Switzerland to release fully open large language model trained on national supercomputer
9 July 2025

Developed by ETH Zurich, EPFL, and CSCS, the open-source LLM is trained on the Alps supercomputer and designed for transparency, scale, and multilingual use.
EPFL and ETH Zurich, co-leaders of the Swiss AI Initiative, will soon release a new large language model (LLM) developed entirely on Swiss public infrastructure. Trained on the Alps supercomputer at the Swiss National Supercomputing Centre (CSCS) in Lugano, the model represents a major milestone in the advancement of open, multilingual AI in Europe.
The announcement followed the International Open-Source LLM Builders Summit, held in Geneva earlier this month. The event gathered around 50 global organizations committed to open-source AI development and was hosted jointly by the AI centers of ETH Zurich and EPFL. Attendees were given a preview of the forthcoming model, which will be made available under the Apache 2.0 license later this summer.
Transparency and multilingual performance by design
The new model is multilingual by design, trained on a large corpus of texts in over 1,500 languages. Approximately 40% of the training data covers non-English languages, reinforcing the model’s usability across cultural and linguistic contexts. It will be released in two versions, 8 billion and 70 billion parameters, with the larger model among the most powerful fully open LLMs globally.
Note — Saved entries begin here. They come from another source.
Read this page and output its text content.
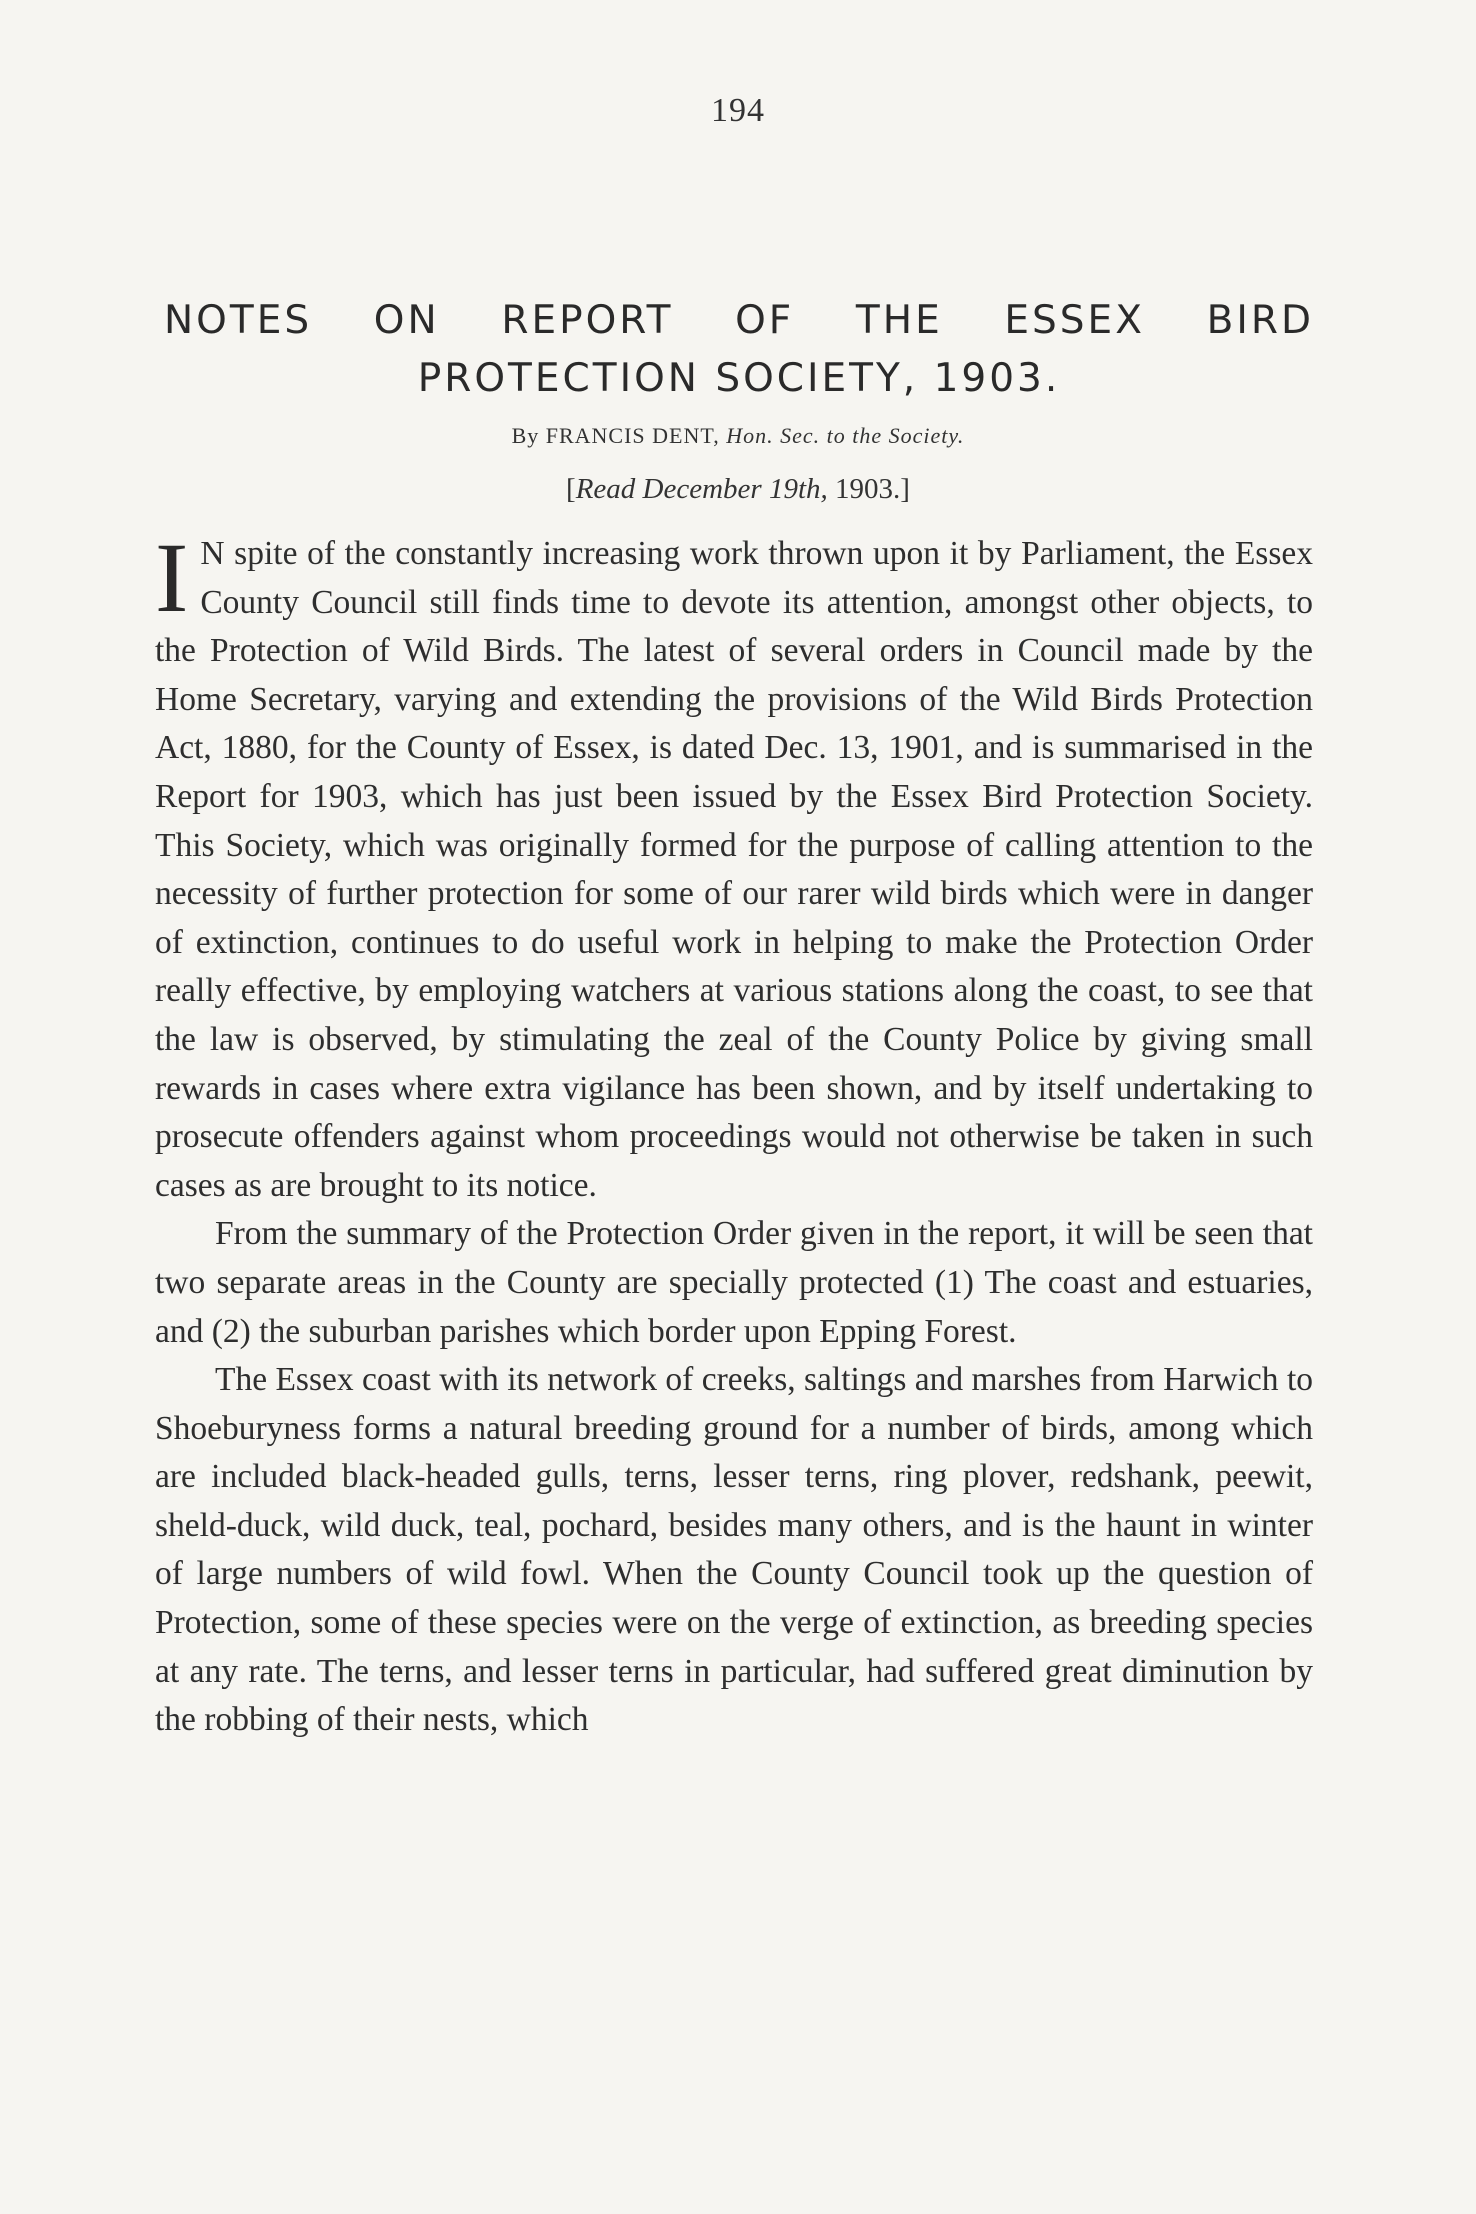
194
NOTES ON REPORT OF THE ESSEX BIRD
PROTECTION SOCIETY, 1903.
By FRANCIS DENT, Hon. Sec. to the Society.
[Read December 19th, 1903.]

I N spite of the constantly increasing work thrown upon it by Parliament, the Essex County Council still finds time to devote its attention, amongst other objects, to the Protection of Wild Birds. The latest of several orders in Council made by the Home Secretary, varying and extending the provisions of the Wild Birds Protection Act, 1880, for the County of Essex, is dated Dec. 13, 1901, and is summarised in the Report for 1903, which has just been issued by the Essex Bird Protection Society. This Society, which was originally formed for the purpose of calling attention to the necessity of further protection for some of our rarer wild birds which were in danger of extinction, continues to do useful work in helping to make the Protection Order really effective, by employing watchers at various stations along the coast, to see that the law is observed, by stimulating the zeal of the County Police by giving small rewards in cases where extra vigilance has been shown, and by itself undertaking to prosecute offenders against whom proceedings would not otherwise be taken in such cases as are brought to its notice.

From the summary of the Protection Order given in the report, it will be seen that two separate areas in the County are specially protected (1) The coast and estuaries, and (2) the suburban parishes which border upon Epping Forest.

The Essex coast with its network of creeks, saltings and marshes from Harwich to Shoeburyness forms a natural breeding ground for a number of birds, among which are included black-headed gulls, terns, lesser terns, ring plover, redshank, peewit, sheld-duck, wild duck, teal, pochard, besides many others, and is the haunt in winter of large numbers of wild fowl. When the County Council took up the question of Protection, some of these species were on the verge of extinction, as breeding species at any rate. The terns, and lesser terns in particular, had suffered great diminution by the robbing of their nests, which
Beyond performance, the initiative places strong emphasis on transparency and accountability. The model’s source code, weights, and training data will be publicly available, enabling reproducibility and reuse across sectors such as education, science, government, and industry. According to ETH AI Center researcher Imanol Schlag, the fully open approach is designed to support trust, regulatory compliance, and collaborative innovation.
AI infrastructure enabling sovereign innovation
The project builds on Switzerland’s strategic investment in sovereign AI infrastructure. The Alps supercomputer, powered by over 10,000 NVIDIA Grace Hopper Superchips and running on 100% renewable energy, was instrumental in enabling efficient large-scale training. The system was developed through long-standing partnerships between CSCS, NVIDIA, and HPE.
Thomas Schulthess, Director of CSCS, notes that this collaboration showcases how public institutions and industry leaders can jointly advance independent, high-performance infrastructure to serve science and society.
A global model built for public benefit
The LLM is a flagship project of the Swiss AI Initiative, launched in December 2023 and supported by over ten academic institutions. With more than 800 researchers involved and access to 20 million GPU hours annually, the initiative represents the world’s largest open science effort dedicated to foundational AI models. Its goal is to support trustworthy, inclusive AI development while fostering global collaboration and talent.